V. LA VENTA DE SEMILLAS DE marihuana, ASÍ COMO DE MATERIALES Y ÚTILES PARA SU CULTIVO, COMO ACTO PREPARATORIO PARA SU EJECUCIÓN (ART. 371 CP)
Se contemplan en este precepto modalidades concretas de actos de preejecución catalogadas como actos preparatorios propiamente dichos, con entidad y sustantividad delictiva autónoma y que con apoyo normativo, entre otras disposiciones, en nuestro Derecho interno, en la Ley Orgánica 12/1995, de 12 de diciembre, de Represión del Contrabando, se conocen con la denominación de tráfico de precursores (20).

Con la incorporación del art. 371 CP se adelantan las barreras sancionadoras con el tratamiento criminalizado de conductas que, en principio, no debían trascender de un orden puramente administrativo, pero que, sin embargo, en razón de la naturaleza de los fines perseguidos por aquéllas transmutan las irregularidades cometidas en ilícitos penales.

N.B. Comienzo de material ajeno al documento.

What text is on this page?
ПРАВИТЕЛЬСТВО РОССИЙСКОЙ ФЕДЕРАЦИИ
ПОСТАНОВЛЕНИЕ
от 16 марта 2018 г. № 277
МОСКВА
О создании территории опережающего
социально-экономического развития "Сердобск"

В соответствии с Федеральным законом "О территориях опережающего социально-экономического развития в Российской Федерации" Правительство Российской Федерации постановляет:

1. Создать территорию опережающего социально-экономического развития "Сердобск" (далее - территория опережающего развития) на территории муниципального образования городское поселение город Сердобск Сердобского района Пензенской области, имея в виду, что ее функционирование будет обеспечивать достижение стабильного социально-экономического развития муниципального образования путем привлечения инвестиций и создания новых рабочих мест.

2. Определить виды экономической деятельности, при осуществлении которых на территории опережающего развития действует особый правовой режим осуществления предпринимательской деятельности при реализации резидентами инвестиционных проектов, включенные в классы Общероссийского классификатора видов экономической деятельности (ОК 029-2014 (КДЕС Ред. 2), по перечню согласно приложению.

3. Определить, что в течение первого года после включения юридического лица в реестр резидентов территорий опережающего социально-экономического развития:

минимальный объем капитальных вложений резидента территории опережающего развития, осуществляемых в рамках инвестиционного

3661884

Sin embargo conviene destacar, desde ya, que no todas las infracciones administrativas van a posibilitar la configuración del delito de tráfico de precursores, sino sólo aquellas que además, objetivamente, integren el elemento subjetivo del injusto; lo que permite, ab initio, erradicar del círculo de relevancia penal los simples incumplimientos de la normativa reglamentaria sobre el transporte, cultivo, fabricación, distribución, etc., tales como la caducidad de licencias, la ausencia de declaración del material comercializado, etc., cuando la aludida finalidad no consiga inferirse del conjunto de circunstancias que rodean el hecho.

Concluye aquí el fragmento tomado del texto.